Every engineering org I've worked around eventually ends up with the same problem: five teams, five ways of testing APIs, and no shared answer to "is this endpoint actually healthy." The instinct is to fix this with a framework. Write some shared test utilities, document them, announce them in a team channel, and expect people to switch over. That almost never works, and it took me building the API Automation Platform to understand why.
The framework is the easy 20%
Writing a solid test automation core — request orchestration, assertions, fixtures, CI integration — is genuinely the easy part if you've done it before. Playwright, Pytest, and a sane CI pipeline will get you a working framework in weeks, not months. What's hard is everything after that: getting a team that already has a working (if messy) way of testing APIs to trust something new enough to migrate off their own tooling.
That's a product problem, not a technical one. And most internal platforms fail because they're treated purely as engineering deliverables instead of products with users who have to choose to adopt them.
Treat internal teams like users
The shift that made the platform actually stick was treating other engineering teams like users I had to earn trust from, not teams that would obviously see the value and switch. That meant:
- Documentation that answered "how do I migrate my existing tests" before it answered "here's our architecture"
- Backward-compatible migration paths instead of forcing a rewrite
- Being genuinely responsive when a team hit friction, the same way you'd want a vendor to respond to a support ticket
None of that shows up in a system design doc, but it's the difference between a platform that gets adopted and one that gets tolerated by the team that was mandated to use it.
Adoption is a leading indicator, not a vanity metric
It's tempting to measure an internal platform by lines of code or test coverage percentage. The metric that actually mattered was adoption — how many teams chose to build on the shared platform instead of maintaining their own parallel tooling. That number is a much more honest signal of whether the platform is actually solving the problem, because unlike test coverage, it can't be gamed by writing more tests. It can only go up if the thing is genuinely easier to use than the alternative.

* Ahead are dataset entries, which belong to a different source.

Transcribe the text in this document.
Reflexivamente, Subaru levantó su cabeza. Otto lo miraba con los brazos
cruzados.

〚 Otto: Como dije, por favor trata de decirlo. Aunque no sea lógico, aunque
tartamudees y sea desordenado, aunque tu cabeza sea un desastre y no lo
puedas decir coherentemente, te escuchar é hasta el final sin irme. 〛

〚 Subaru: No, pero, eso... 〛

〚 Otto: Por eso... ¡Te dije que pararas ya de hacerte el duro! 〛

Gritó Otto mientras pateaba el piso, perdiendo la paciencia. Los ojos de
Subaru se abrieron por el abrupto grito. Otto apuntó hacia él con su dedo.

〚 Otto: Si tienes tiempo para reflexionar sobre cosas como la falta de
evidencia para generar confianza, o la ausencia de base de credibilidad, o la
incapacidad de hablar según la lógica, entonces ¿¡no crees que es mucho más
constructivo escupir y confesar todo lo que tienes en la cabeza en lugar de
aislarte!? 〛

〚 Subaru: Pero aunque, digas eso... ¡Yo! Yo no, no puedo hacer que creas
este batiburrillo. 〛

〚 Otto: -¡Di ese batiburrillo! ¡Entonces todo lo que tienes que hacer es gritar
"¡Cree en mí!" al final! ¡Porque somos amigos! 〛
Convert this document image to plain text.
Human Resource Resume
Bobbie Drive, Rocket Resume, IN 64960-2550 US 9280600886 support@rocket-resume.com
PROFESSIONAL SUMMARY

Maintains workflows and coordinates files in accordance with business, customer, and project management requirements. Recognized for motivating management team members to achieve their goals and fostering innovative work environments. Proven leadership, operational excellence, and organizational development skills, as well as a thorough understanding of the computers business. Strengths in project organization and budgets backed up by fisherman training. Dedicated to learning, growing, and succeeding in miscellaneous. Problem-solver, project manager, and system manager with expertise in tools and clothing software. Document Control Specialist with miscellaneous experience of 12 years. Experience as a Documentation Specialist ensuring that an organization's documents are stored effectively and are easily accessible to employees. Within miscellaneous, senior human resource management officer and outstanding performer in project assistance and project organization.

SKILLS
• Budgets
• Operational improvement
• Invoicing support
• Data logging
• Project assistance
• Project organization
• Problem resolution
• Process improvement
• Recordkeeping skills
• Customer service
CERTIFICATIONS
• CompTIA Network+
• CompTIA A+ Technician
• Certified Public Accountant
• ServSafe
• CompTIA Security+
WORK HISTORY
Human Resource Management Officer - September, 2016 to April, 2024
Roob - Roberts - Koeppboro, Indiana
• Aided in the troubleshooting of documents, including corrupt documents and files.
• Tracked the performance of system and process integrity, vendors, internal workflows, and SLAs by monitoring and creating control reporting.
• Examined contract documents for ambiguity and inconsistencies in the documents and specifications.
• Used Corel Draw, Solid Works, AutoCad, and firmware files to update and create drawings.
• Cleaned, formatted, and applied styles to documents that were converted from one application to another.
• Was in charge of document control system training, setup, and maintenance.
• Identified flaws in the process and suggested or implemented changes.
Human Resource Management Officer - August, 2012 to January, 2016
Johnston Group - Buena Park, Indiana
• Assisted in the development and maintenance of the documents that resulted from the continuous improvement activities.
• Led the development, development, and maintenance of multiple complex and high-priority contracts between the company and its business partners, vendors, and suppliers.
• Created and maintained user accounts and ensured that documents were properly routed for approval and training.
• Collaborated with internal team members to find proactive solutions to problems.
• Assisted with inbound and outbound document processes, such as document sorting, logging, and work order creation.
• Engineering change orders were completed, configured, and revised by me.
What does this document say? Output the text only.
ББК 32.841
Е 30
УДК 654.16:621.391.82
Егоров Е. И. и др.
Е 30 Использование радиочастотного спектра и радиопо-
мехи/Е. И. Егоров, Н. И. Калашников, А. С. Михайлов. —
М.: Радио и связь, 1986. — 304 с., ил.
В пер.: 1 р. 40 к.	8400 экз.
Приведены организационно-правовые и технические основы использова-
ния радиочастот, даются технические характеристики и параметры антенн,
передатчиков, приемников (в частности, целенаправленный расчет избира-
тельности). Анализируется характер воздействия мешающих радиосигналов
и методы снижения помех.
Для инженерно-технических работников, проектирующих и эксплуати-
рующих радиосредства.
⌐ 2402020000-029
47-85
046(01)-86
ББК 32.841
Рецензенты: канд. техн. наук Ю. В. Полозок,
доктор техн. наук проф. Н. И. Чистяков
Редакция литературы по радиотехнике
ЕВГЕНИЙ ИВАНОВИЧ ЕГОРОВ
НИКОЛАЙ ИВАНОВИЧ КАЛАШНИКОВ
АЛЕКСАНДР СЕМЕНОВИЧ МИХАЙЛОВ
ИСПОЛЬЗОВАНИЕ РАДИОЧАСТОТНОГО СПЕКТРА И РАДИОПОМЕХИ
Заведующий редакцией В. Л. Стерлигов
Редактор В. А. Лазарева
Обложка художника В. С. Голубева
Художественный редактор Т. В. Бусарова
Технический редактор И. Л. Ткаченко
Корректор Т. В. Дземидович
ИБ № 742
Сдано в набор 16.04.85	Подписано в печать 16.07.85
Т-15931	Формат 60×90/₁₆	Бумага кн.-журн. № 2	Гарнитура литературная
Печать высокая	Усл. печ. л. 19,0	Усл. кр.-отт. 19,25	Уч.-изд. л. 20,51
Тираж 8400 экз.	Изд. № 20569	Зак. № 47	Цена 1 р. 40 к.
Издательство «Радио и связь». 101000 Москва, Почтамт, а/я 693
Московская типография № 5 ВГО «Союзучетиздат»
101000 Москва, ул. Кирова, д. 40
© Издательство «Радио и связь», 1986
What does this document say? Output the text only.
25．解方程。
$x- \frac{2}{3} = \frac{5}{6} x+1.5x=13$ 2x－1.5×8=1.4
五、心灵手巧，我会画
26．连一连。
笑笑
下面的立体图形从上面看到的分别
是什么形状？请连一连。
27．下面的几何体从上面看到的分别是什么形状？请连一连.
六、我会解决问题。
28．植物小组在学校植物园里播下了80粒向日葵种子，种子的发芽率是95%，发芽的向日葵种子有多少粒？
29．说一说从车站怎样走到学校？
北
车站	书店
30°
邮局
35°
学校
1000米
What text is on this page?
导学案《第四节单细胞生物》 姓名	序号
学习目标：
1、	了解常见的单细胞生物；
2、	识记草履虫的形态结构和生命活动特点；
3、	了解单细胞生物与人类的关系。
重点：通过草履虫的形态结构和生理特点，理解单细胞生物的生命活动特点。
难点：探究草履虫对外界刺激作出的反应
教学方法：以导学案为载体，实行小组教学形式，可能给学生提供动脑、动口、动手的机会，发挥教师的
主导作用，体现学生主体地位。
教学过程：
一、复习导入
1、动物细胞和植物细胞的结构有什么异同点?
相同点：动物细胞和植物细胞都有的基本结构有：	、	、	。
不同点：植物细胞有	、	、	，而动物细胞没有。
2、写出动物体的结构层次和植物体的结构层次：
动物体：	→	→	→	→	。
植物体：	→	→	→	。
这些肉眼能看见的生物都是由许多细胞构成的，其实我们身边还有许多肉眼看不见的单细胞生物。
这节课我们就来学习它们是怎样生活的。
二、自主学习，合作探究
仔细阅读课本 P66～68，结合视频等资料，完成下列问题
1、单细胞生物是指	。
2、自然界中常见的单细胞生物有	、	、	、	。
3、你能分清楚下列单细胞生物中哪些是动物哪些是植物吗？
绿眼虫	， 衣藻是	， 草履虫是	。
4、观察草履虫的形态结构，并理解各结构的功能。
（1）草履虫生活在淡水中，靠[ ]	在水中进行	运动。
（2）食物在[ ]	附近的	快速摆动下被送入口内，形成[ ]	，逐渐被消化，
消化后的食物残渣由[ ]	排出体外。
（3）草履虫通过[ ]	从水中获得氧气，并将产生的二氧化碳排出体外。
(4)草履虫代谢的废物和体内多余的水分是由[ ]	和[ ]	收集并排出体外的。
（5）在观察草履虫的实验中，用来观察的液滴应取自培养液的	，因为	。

What I'd tell someone starting this today
If you're building a shared automation platform inside an engineering org, spend real time up front talking to the teams you want to adopt it before you write the framework. Find out what they actually hate about their current process — that's your roadmap. The technical decisions (which test runner, which CI provider) matter far less than most engineers assume. The adoption strategy is the project.